«Toutes les vies contenues dans sa vie à elle»
Dans son premier roman la comédienne Dea Liane rend hommage à se seconde mère, la bonne qui l'a accompagnée durant ses treize premières années en Syrie, au Liban et en France. Un roman initiatique qui touche au cœur.
Quand on a 13 ans et que l'on a toujours vécu avec la même personne, que cette dernière s'est toujours occupée de vous, qu'elle vous aime et vous aide, il est compréhensible que l'annonce de son départ provoque un terrible choc. C'est ce qui arrive à la narratrice. Depuis sa naissance, Georgette était à ses côtés. Mais Georgette n'est qu'une employée et malgré l'affection qu'elle éprouve pour la jeune fille, elle vit sa vie. L'annonce de son mariage prochain marque tout à la fois son envie de créer une nouvelle famille et l'abandon de celle qui l'emploie.
Après l'incompréhension vient l'envie, sinon le besoin, de rendre hommage à celle qui aura été comme sa seconde mère.
«Georgina K. est née près de Hassaké, en Syrie, le 13 novembre 1960. C’est une région très pauvre, la région des premiers chrétiens, les Assyriens, qui parlent un dialecte descendant de l’araméen.

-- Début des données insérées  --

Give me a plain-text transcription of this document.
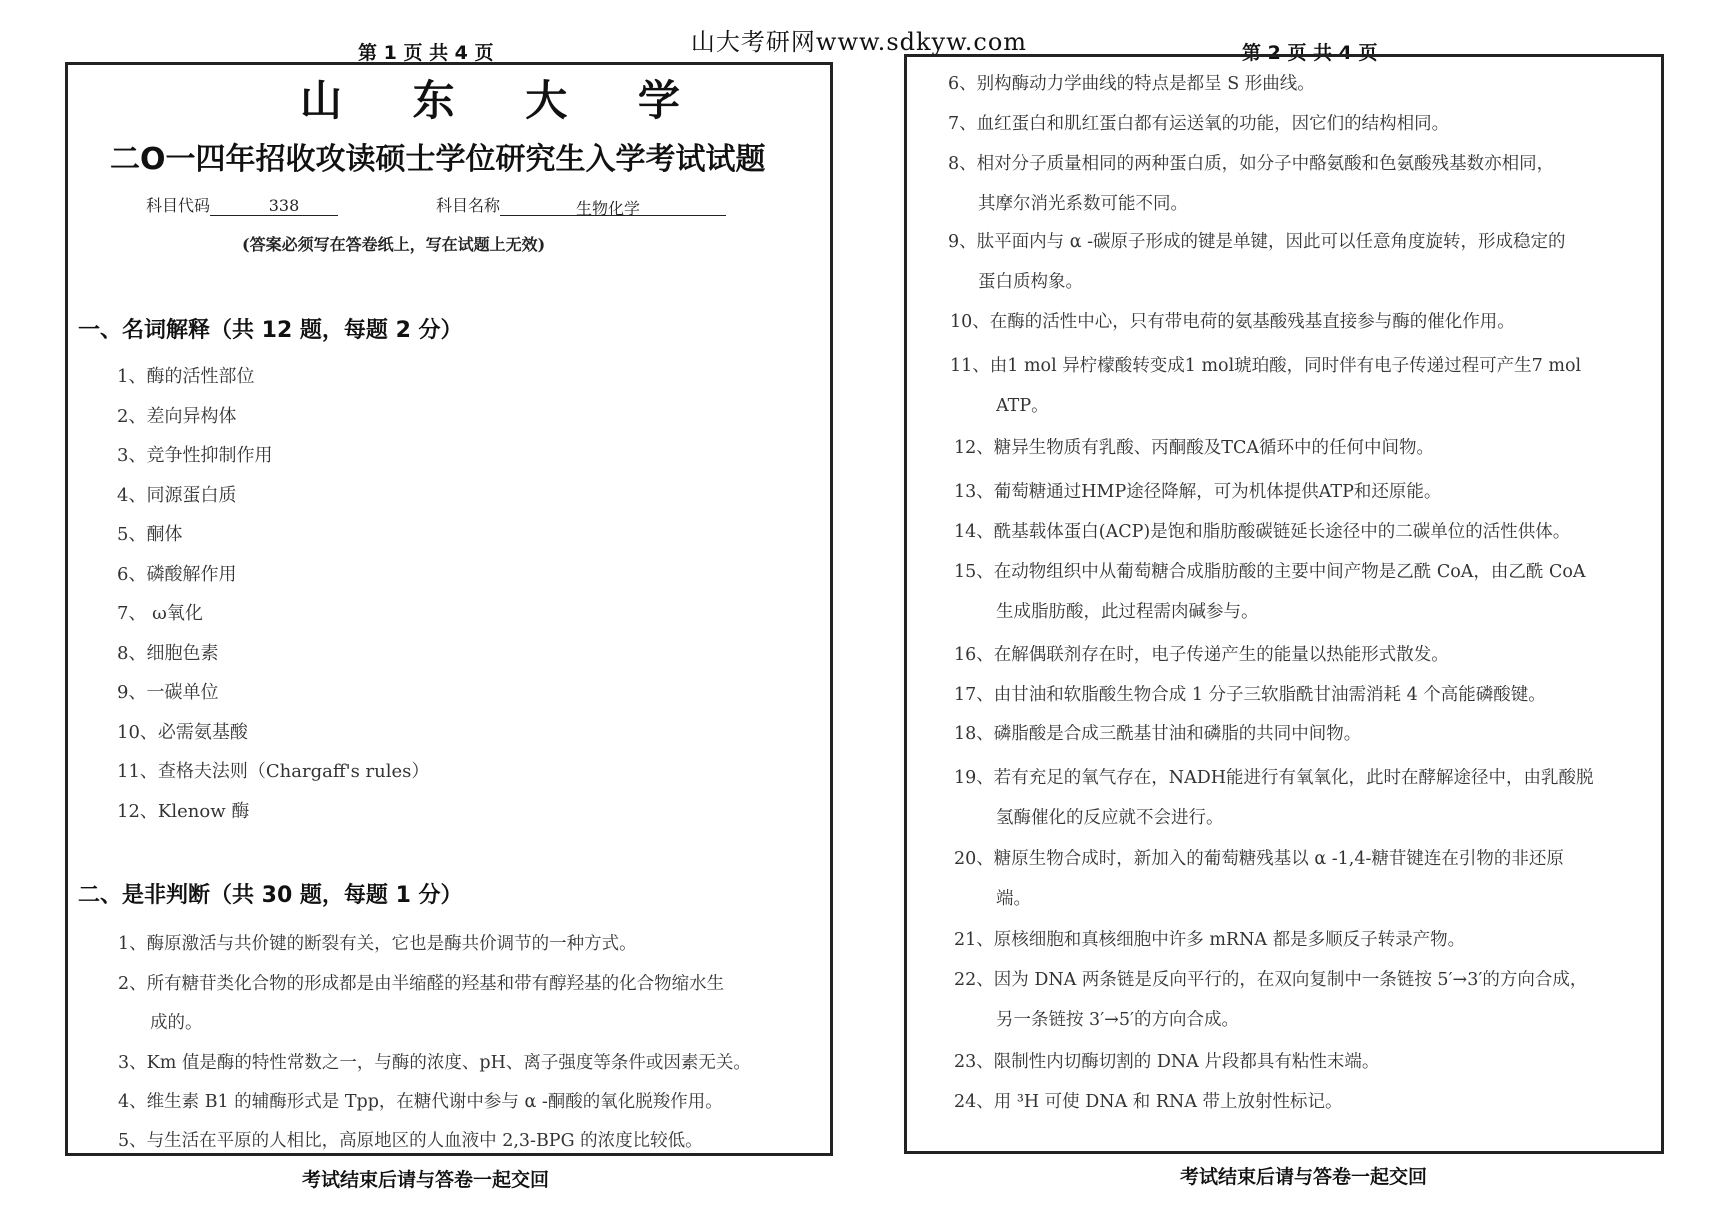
山大考研网www.sdkyw.com
第 1 页 共 4 页
山 东 大 学
二O一四年招收攻读硕士学位研究生入学考试试题
科目代码	338	科目名称	生物化学
(答案必须写在答卷纸上，写在试题上无效)
一、名词解释（共 12 题，每题 2 分）
1、酶的活性部位
2、差向异构体
3、竞争性抑制作用
4、同源蛋白质
5、酮体
6、磷酸解作用
7、 ω氧化
8、细胞色素
9、一碳单位
10、必需氨基酸
11、查格夫法则（Chargaff's rules）
12、Klenow 酶
二、是非判断（共 30 题，每题 1 分）
1、酶原激活与共价键的断裂有关，它也是酶共价调节的一种方式。
2、所有糖苷类化合物的形成都是由半缩醛的羟基和带有醇羟基的化合物缩水生
成的。
3、Km 值是酶的特性常数之一，与酶的浓度、pH、离子强度等条件或因素无关。
4、维生素 B1 的辅酶形式是 Tpp，在糖代谢中参与 α -酮酸的氧化脱羧作用。
5、与生活在平原的人相比，高原地区的人血液中 2,3-BPG 的浓度比较低。
考试结束后请与答卷一起交回
第 2 页 共 4 页
6、别构酶动力学曲线的特点是都呈 S 形曲线。
7、血红蛋白和肌红蛋白都有运送氧的功能，因它们的结构相同。
8、相对分子质量相同的两种蛋白质，如分子中酪氨酸和色氨酸残基数亦相同，
其摩尔消光系数可能不同。
9、肽平面内与 α -碳原子形成的键是单键，因此可以任意角度旋转，形成稳定的
蛋白质构象。
10、在酶的活性中心，只有带电荷的氨基酸残基直接参与酶的催化作用。
11、由1 mol 异柠檬酸转变成1 mol琥珀酸，同时伴有电子传递过程可产生7 mol
ATP。
12、糖异生物质有乳酸、丙酮酸及TCA循环中的任何中间物。
13、葡萄糖通过HMP途径降解，可为机体提供ATP和还原能。
14、酰基载体蛋白(ACP)是饱和脂肪酸碳链延长途径中的二碳单位的活性供体。
15、在动物组织中从葡萄糖合成脂肪酸的主要中间产物是乙酰 CoA，由乙酰 CoA
生成脂肪酸，此过程需肉碱参与。
16、在解偶联剂存在时，电子传递产生的能量以热能形式散发。
17、由甘油和软脂酸生物合成 1 分子三软脂酰甘油需消耗 4 个高能磷酸键。
18、磷脂酸是合成三酰基甘油和磷脂的共同中间物。
19、若有充足的氧气存在，NADH能进行有氧氧化，此时在酵解途径中，由乳酸脱
氢酶催化的反应就不会进行。
20、糖原生物合成时，新加入的葡萄糖残基以 α -1,4-糖苷键连在引物的非还原
端。
21、原核细胞和真核细胞中许多 mRNA 都是多顺反子转录产物。
22、因为 DNA 两条链是反向平行的，在双向复制中一条链按 5′→3′的方向合成，
另一条链按 3′→5′的方向合成。
23、限制性内切酶切割的 DNA 片段都具有粘性末端。
24、用 ³H 可使 DNA 和 RNA 带上放射性标记。
考试结束后请与答卷一起交回
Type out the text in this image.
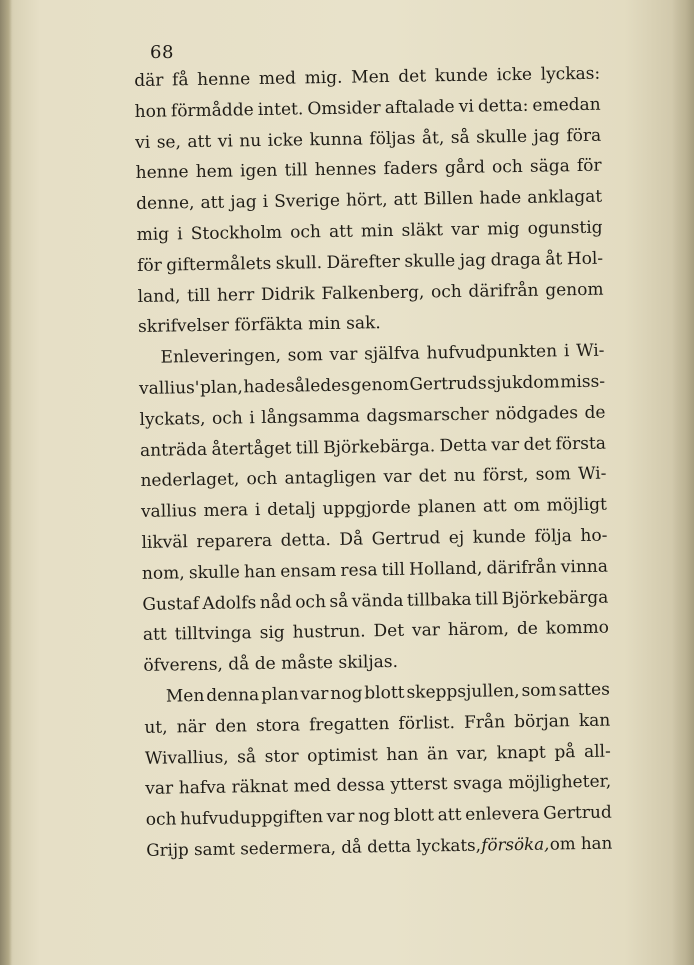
68
där få henne med mig. Men det kunde icke lyckas:
hon förmådde intet. Omsider aftalade vi detta: emedan
vi se, att vi nu icke kunna följas åt, så skulle jag föra
henne hem igen till hennes faders gård och säga för
denne, att jag i Sverige hört, att Billen hade anklagat
mig i Stockholm och att min släkt var mig ogunstig
för giftermålets skull. Därefter skulle jag draga åt Hol-
land, till herr Didrik Falkenberg, och därifrån genom
skrifvelser förfäkta min sak.
Enleveringen, som var själfva hufvudpunkten i Wi-
vallius' plan, hade således genom Gertruds sjukdom miss-
lyckats, och i långsamma dagsmarscher nödgades de
anträda återtåget till Björkebärga. Detta var det första
nederlaget, och antagligen var det nu först, som Wi-
vallius mera i detalj uppgjorde planen att om möjligt
likväl reparera detta. Då Gertrud ej kunde följa ho-
nom, skulle han ensam resa till Holland, därifrån vinna
Gustaf Adolfs nåd och så vända tillbaka till Björkebärga
att tilltvinga sig hustrun. Det var härom, de kommo
öfverens, då de måste skiljas.
Men denna plan var nog blott skeppsjullen, som sattes
ut, när den stora fregatten förlist. Från början kan
Wivallius, så stor optimist han än var, knapt på all-
var hafva räknat med dessa ytterst svaga möjligheter,
och hufvuduppgiften var nog blott att enlevera Gertrud
Grijp samt sedermera, då detta lyckats, försöka, om han
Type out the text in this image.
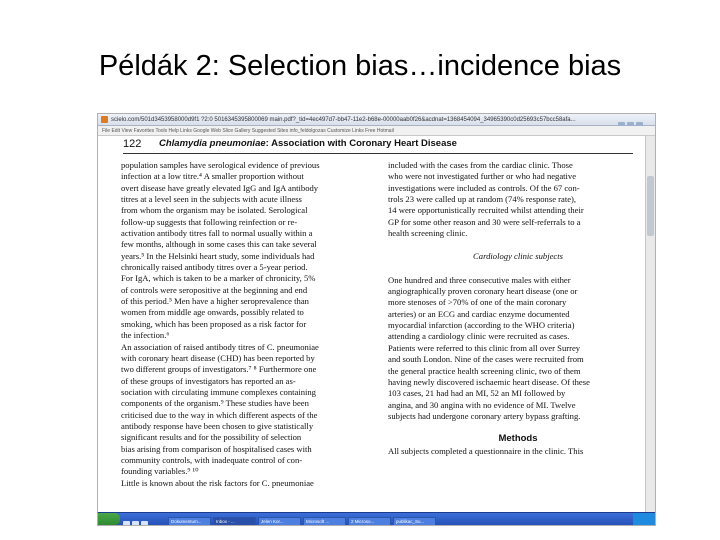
Példák 2: Selection bias…incidence bias
scielo.com/501d3453958000d9f1 ?2:0 5016345395800069 main.pdf?_tid=4ec497d7-bb47-11e2-b68e-00000aab0f26&acdnat=1368454094_34965390c0d25693c57bcc58afa...
File Edit View Favorites Tools Help Links Google Web Slice Gallery Suggested Sites info_feldolgozas Customize Links Free Hotmail
122 Chlamydia pneumoniae: Association with Coronary Heart Disease
population samples have serological evidence of previous
infection at a low titre.⁴ A smaller proportion without
overt disease have greatly elevated IgG and IgA antibody
titres at a level seen in the subjects with acute illness
from whom the organism may be isolated. Serological
follow-up suggests that following reinfection or re-
activation antibody titres fall to normal usually within a
few months, although in some cases this can take several
years.⁵ In the Helsinki heart study, some individuals had
chronically raised antibody titres over a 5-year period.
For IgA, which is taken to be a marker of chronicity, 5%
of controls were seropositive at the beginning and end
of this period.⁵ Men have a higher seroprevalence than
women from middle age onwards, possibly related to
smoking, which has been proposed as a risk factor for
the infection.⁶
An association of raised antibody titres of C. pneumoniae
with coronary heart disease (CHD) has been reported by
two different groups of investigators.⁷ ⁸ Furthermore one
of these groups of investigators has reported an as-
sociation with circulating immune complexes containing
components of the organism.⁹ These studies have been
criticised due to the way in which different aspects of the
antibody response have been chosen to give statistically
significant results and for the possibility of selection
bias arising from comparison of hospitalised cases with
community controls, with inadequate control of con-
founding variables.⁹ ¹⁰
Little is known about the risk factors for C. pneumoniae
included with the cases from the cardiac clinic. Those
who were not investigated further or who had negative
investigations were included as controls. Of the 67 con-
trols 23 were called up at random (74% response rate),
14 were opportunistically recruited whilst attending their
GP for some other reason and 30 were self-referrals to a
health screening clinic.
Cardiology clinic subjects
One hundred and three consecutive males with either
angiographically proven coronary heart disease (one or
more stenoses of >70% of one of the main coronary
arteries) or an ECG and cardiac enzyme documented
myocardial infarction (according to the WHO criteria)
attending a cardiology clinic were recruited as cases.
Patients were referred to this clinic from all over Surrey
and south London. Nine of the cases were recruited from
the general practice health screening clinic, two of them
having newly discovered ischaemic heart disease. Of these
103 cases, 21 had had an MI, 52 an MI followed by
angina, and 30 angina with no evidence of MI. Twelve
subjects had undergone coronary artery bypass grafting.
Methods
All subjects completed a questionnaire in the clinic. This
Dokumentum...	Inbox - ...	Jelen Kor...	Microsoft ...	2 Microso...	publikac_Su...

Elle a grandi dans une fratrie de treize enfants. Elle a commencé à travailler comme domestique dans des familles à l’âge de treize ans. Elle n'a jamais appris à lire ni à écrire.» De cette biographie parcellaire, on comprend combien la vie de la jeune femme au sein d'une famille bourgeoise tient davantage de l'exploitation que de l'émancipation. Au fil du temps Georgette s'attache pourtant à ses employeurs et plus encore à leurs enfants. Elle va trouver normal de les suivre dans leurs différentes demeures, en Syrie puis en France. Discrète et effacée, elle vit à l'ombre de cette famille, apparaissant ici et là, comme dans le grand film familial que réalise sa mère après avoir reçu une caméra en cadeau. De décembre 1990 à janvier 2008, «les vingt volets de la saga familiale sont fichés et rangés dans un classeur. Il existe des épisodes pour toutes les années sauf une: 2003, l’année du départ de Georgette. Le dernier épisode filmé est celui de mon dix-huitième anniversaire.»
L'originalité de ce premier roman tient justement à sa construction originale, détaillant cette cinématographie dans laquelle on voit les relations de la famille avec Georgette qui apparaît dans le champ au gré des demandes de la mère avant de se faire assistante et, plus rarement, de jouer son rôle de mère de substitution.
Dea, au fil des films, interroge la condition de cette pièce rapportée qu'elle aime tant, va chercher les indices qui lui permettront de croire que son amour est partagé. Elle ira même, au moment de coucher cette relation particulière sur le papier, jusqu'à rechercher la Georgette d'aujourd'hui, désireuse de renouer un contact perdu si violemment. Mais je vous laisse découvrir le résultat de cette démarche, soulignant plutôt le charme mélancolique de ces souvenirs en super 8, avec les images tremblantes, aux couleurs passées qui soulignent le côté nostalgique de cet émouvante évocation de l'enfance.